A Political and Cultural Clash
The lawsuits are part of a broader effort by Texas Attorney General Ken Paxton, a Republican, to enforce the ban aggressively. Paxton has vowed to “prevent any doctor from providing these dangerous drugs to kids,” framing the issue as a matter of protecting vulnerable children from what he and other conservatives describe as a “radical” ideology about gender. Supporters of the bans argue that they safeguard minors from making irreversible medical decisions, while critics contend that such laws undermine the rights and well-being of transgender youth.
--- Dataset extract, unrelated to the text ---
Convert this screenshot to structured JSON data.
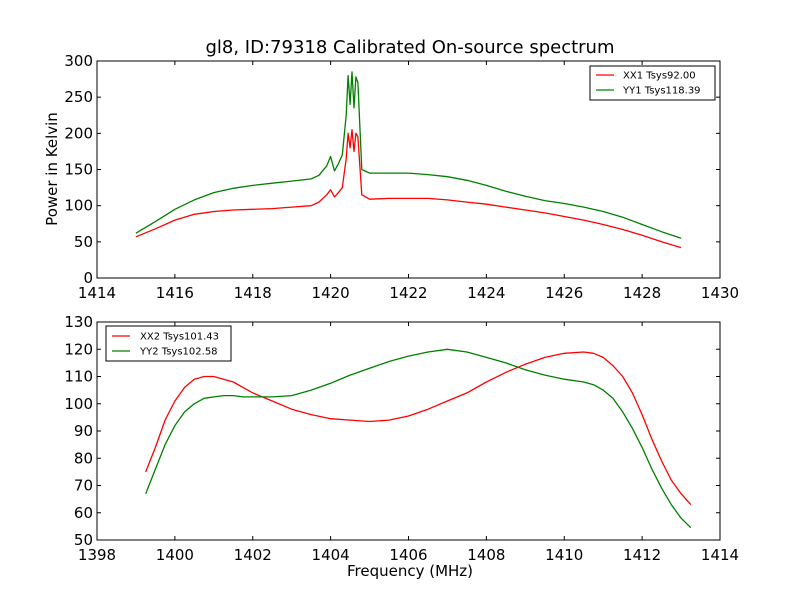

Advocacy groups, including the Human Rights Campaign, have denounced the Texas lawsuits as part of a pattern of extremism that even other conservative states have hesitated to mimic.
The Road Ahead
As the legal battles unfold, the stakes are high not only for the doctors involved but also for transgender Americans across the country. The cases are set to test the limits of state authority over medical practice and the rights of physicians to provide care they deem necessary. For Dr. Granados, the trial is scheduled for late October 2024, while dates for Lau and Cooper have yet to be set. Whatever the outcome, the lawsuits have already sent a chilling message to healthcare providers, many of whom are reevaluating their transgender health programs amid the growing risk of litigation and loss of funding. For families like the Edwards, the fight is deeply personal. “We’re normal people, too, and we’re just trying to live,” Emiliana said, her voice reflecting the resilience and determination of a community under siege.